- Published On
- January 24, 2018
- Written by
- Peter Sterne from Freedom of the Press Foundation
When the U.S. Press Freedom Tracker first launched in August of last year, it included a category of incidents called “Equipment Searches, Seizures and Damage.” This category was supposed to include all incidents in which a journalist had their equipment taken or damaged, whether by law enforcement or private individuals.
In December, in the course of reviewing and analyzing out 2017 incident data, we realized that this category was making things much more confusing. Though it had seemed intuitive to group together incidents in which equipment was seized and incidents in which equipment was damaged, the actual data showed that these were two very different types of incidents.
Many cases of equipment damage involved private individuals, often protesters, stealing journalists’ cameras and phones and throwing them on the ground. This kind of equipment damage went hand-in-hand with physical attacks of varying severity; a protester upset that a journalist was photographing them would try to grab a journalist and their phone and then toss the phone, or punch a journalist and then steal their camera and smash it on the ground. In a few cases, protesters attacked journalists and then stole their phones or cameras.
The U.S. Press Freedom Tracker has a broad definition of “physical attacks,” which includes any incident in which a person uses physical force against a journalist while they are doing their job. If someone body-slams a journalist, shoves them away, or punches them, those all count as physical attacks.
These sorts of incidents had very little in common with the typical equipment search and seizure incidents, which involved law enforcement officials seizing journalists’ devices as evidence during arrests and then (sometimes) obtaining search warrants to search through their camera footage.
We quickly realized that it did not make sense to lump together seizures of equipment by state authorities with attacks on journalists by protesters that resulted in equipment damage. So we decided to restructure the categories.
The “equipment search, seizure, and damage” category was narrowed to “equipment searches and seizures,” and now includes only those incidents in which a journalists’ equipment was searched or seized by law enforcement officials.
Equipment damage incidents are now a subset of physical attacks, since both involve the use of physical force against journalists.
As a result of this re-classification process, which moved equipment damage incidents from the “equipment searches and seizures” category to the “physical attack” category, the number of incidents in 2017 categorized as “equipment searches and seizures” decreased from 25 to 15, while the number of incidents categorized as “physical attacks” increased from 41 to 44.

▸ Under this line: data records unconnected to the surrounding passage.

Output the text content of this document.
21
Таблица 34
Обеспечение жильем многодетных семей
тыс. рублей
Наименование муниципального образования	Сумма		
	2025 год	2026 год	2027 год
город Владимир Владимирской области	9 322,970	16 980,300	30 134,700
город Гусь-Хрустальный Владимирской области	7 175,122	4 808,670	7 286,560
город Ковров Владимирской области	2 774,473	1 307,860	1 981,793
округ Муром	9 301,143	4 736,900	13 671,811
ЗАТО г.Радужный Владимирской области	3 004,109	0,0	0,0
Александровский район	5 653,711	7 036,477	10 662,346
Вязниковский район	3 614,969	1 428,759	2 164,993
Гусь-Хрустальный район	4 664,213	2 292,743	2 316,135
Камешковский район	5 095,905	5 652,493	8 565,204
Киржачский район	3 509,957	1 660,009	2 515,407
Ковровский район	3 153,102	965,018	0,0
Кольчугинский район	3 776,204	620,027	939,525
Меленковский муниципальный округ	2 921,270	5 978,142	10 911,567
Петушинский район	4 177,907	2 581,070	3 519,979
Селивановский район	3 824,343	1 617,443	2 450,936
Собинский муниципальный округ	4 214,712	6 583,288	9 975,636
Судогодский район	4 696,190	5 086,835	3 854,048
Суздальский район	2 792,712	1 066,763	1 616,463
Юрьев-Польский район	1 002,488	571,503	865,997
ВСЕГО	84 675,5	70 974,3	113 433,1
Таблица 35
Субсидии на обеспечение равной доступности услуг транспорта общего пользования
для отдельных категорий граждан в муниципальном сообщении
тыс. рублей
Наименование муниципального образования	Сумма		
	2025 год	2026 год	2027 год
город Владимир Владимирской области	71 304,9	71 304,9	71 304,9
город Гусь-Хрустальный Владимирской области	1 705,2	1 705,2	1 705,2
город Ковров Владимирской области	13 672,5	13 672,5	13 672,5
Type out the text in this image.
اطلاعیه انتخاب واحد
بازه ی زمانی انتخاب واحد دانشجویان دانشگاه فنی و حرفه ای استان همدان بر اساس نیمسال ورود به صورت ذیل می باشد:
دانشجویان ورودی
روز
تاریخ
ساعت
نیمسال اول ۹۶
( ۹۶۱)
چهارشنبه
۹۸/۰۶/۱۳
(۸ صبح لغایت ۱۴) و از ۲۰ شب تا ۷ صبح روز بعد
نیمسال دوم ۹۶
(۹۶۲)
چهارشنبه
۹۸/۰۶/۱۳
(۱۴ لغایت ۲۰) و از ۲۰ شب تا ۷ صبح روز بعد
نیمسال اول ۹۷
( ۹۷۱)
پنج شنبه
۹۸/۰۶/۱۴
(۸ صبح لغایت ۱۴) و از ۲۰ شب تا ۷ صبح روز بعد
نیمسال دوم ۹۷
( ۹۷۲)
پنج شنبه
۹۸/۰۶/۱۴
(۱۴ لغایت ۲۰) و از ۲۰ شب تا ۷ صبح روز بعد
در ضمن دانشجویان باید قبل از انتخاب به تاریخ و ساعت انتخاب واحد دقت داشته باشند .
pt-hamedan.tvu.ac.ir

Thanks to this category shift, the significance of the “equipment searches and seizures” category is now much easier to describe and understand. Previously, we had to describe the numbers like this: “there were 25 incidents last year in which a journalist’s equipment was searched, seized, or damaged, either by law enforcement officials or by private individuals.” Now, we can just say: “law enforcement searched or seized journalists’ equipment 15 times last year.”